В итоге после многочисленных пререканий кое-как сговорились. Было решено сначала отправить кого-нибудь в Город на разведку, узнать стоимость и свойства препарата, затем собрать необходимую сумму и опрыскать пораженные растения. Стали думать, кому следует поручить покупку. Сначала кто-то выдвинул кандидатуру Радлова, поскольку он уже пользовался протравителем и, несмотря на плохой результат, наверняка знает, где найти средство. Однако некоторые жители опять припомнили завод, опять принялись рьяно спорить, виноват Радлов или не виноват, так что не сошлось. Предложили Луке – его, мол, все знают и уважают, ему можно любые коллективные деньги доверить и ни копеечки не пропадет.

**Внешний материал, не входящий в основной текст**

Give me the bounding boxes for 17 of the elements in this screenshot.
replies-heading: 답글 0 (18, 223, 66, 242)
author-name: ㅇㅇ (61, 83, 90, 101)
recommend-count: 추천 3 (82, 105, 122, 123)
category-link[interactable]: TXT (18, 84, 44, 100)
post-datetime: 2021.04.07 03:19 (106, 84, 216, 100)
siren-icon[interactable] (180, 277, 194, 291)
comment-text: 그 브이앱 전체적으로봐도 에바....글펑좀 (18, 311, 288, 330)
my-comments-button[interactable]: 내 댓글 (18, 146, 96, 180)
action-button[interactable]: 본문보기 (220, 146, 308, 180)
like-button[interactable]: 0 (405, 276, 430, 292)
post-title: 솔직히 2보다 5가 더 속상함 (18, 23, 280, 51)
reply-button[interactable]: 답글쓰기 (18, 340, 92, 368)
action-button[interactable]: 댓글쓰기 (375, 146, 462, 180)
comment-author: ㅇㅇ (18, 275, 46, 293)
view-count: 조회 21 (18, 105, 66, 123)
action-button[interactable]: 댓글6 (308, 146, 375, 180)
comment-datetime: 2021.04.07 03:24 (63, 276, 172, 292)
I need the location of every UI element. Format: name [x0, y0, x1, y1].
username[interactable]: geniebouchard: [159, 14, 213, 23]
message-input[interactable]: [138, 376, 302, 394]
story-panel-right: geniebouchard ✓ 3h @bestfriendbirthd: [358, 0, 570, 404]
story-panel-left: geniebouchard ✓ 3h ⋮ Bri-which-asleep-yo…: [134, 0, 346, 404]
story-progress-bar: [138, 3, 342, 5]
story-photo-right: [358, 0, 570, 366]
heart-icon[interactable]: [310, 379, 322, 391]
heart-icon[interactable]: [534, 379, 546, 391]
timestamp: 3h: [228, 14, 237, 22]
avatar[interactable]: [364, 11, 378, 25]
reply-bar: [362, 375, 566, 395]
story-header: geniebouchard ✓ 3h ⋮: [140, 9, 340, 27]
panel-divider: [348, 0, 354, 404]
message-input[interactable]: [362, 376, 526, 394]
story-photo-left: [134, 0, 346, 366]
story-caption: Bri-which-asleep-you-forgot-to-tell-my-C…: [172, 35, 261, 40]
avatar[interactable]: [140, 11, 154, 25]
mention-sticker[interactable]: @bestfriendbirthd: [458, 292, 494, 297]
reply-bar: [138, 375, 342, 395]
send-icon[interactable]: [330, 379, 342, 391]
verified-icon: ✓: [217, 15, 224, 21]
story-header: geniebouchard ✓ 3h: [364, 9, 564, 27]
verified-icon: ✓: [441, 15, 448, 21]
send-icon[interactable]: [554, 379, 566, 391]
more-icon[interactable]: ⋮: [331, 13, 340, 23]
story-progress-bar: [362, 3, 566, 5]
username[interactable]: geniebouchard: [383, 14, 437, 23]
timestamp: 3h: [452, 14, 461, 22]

Лука отказался сам, справедливо отметив, что он обувщик и в сельском хозяйстве не смыслит ровным счетом ничего. В конце концов выбор пал на Андрея – парень он вроде честный, работящий, и машина у него имеется. Пообщались еще немного на разные отвлеченные темы, пособирали сплетни с соседями да потихоньку разошлись.

После собрания Лука очень спешил домой, чтобы покормить своего беспомощного сына, но по дороге его нагнала Ирина – она и в амбаре все время озиралась да пыталась оказаться с ним поблизости.

– А, Ириша. Опять Илью проведать хочешь?

– Нет, я… – женщина потупилась. – Тяжело с ним, я не приду больше.

– Да, тяжело. Он ведь тебя и не помнит толком, – обувщик заметно погрустнел, даже шаг сбавил, уж больно неожиданно на него этот тоскливый груз навесили. Некоторое время шли молча, потом он опомнился и добавил: – Тебе стыдиться нечего.

– Я просто сказать хотела… я же скоро в Город уезжаю.

– Работа нашлась?

– Жених у меня там, – ответила женщина смущенно и раскраснелась.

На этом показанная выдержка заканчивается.